期刊
RNA
卷 22, 期 5, 页码 773-781出版社
COLD SPRING HARBOR LAB PRESS, PUBLICATIONS DEPT
DOI: 10.1261/rna.055699.115
关键词
Nudt3; mRNA decapping; mRNA stability; cell motility; integrin beta 6; fibronectin
资金
- National Institutes of Health (NIH) [GM067005]
Removal of the 5'-end 7-methylguanosine cap structure is a critical step in the highly regulated process of mRNA decay. The Nudix hydrolase, Dcp2, was identified as a first decapping enzyme and subsequently shown to preferentially modulate stability of only a subset of mRNAs. This observation led to the hypothesis that mammalian cells possess multiple decapping enzymes that may function in distinct pathways.
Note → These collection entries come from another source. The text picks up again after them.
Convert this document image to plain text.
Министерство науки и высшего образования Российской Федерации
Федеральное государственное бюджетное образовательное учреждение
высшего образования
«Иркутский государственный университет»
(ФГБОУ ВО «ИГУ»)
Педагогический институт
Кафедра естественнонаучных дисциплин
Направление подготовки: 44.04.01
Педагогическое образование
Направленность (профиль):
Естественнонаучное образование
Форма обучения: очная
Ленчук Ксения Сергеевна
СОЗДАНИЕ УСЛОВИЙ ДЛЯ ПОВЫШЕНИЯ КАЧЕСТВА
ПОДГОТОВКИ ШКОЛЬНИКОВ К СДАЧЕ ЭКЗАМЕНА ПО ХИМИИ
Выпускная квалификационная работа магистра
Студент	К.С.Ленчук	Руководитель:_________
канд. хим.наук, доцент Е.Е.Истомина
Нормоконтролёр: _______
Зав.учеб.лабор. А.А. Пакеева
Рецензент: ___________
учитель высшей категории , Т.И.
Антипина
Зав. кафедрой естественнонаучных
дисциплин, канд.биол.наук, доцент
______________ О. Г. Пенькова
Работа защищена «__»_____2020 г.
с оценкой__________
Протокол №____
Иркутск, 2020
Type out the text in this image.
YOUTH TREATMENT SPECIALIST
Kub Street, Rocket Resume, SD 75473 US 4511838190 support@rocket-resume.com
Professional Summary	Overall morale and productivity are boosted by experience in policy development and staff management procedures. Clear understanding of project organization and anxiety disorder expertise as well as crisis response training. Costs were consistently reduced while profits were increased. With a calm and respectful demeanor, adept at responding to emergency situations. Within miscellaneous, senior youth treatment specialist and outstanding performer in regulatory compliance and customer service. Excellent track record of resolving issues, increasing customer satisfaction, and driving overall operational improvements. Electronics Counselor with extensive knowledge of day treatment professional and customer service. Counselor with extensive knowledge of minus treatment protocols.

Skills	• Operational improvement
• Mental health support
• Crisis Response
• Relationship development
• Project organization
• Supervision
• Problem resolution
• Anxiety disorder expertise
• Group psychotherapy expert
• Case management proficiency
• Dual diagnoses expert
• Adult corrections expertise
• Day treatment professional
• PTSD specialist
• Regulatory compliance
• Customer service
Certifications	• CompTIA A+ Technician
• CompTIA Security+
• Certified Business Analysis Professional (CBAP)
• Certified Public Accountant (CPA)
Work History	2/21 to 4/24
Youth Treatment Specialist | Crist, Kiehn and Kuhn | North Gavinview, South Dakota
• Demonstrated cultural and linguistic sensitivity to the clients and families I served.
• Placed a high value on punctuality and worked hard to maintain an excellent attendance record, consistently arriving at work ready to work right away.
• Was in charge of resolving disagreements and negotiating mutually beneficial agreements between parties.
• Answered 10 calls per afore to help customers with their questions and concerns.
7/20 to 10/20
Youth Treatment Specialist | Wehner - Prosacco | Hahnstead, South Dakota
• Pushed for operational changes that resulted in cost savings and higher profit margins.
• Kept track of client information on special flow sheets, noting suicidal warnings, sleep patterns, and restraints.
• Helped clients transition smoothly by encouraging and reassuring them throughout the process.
Here we report Nudt3 is a Nudix protein that possesses mRNA decapping activity in cells and is a modulator of MCF-7 breast cancer cell migration. Reduction of Nudt3 protein levels in MCF-7 cells promotes increased cell migration and corresponding enhanced filopodia extensions. Importantly, this phenotype was reversed by complementation with wild type, but not catalytically inactive Nudt3 protein indicating Nudt3 decapping activity normally functions to control cell migration. Genome-wide analysis of Nudt3 compromised cells identified elevated levels of transcripts involved in cell motility including integrin beta 6, lipocalin-2, and fibronectin. The observed increase in mRNA abundance was dependent on Nudt3 decapping activity where integrin beta 6 and lipocalin-2 were modulated directly through mRNA stability, while fibronectin was indirectly controlled. Moreover, increased cell migration observed in Nudt3 knockdown cells was mediated through the extracellular integrin beta 6 and fibronectin protein nexus. We conclude that Nudt3 is an mRNA decapping enzyme that orchestrates expression of a subset of mRNAs to modulate cell migration and further substantiates the existence of multiple decapping enzymes functioning in distinct cellular pathways in mammals.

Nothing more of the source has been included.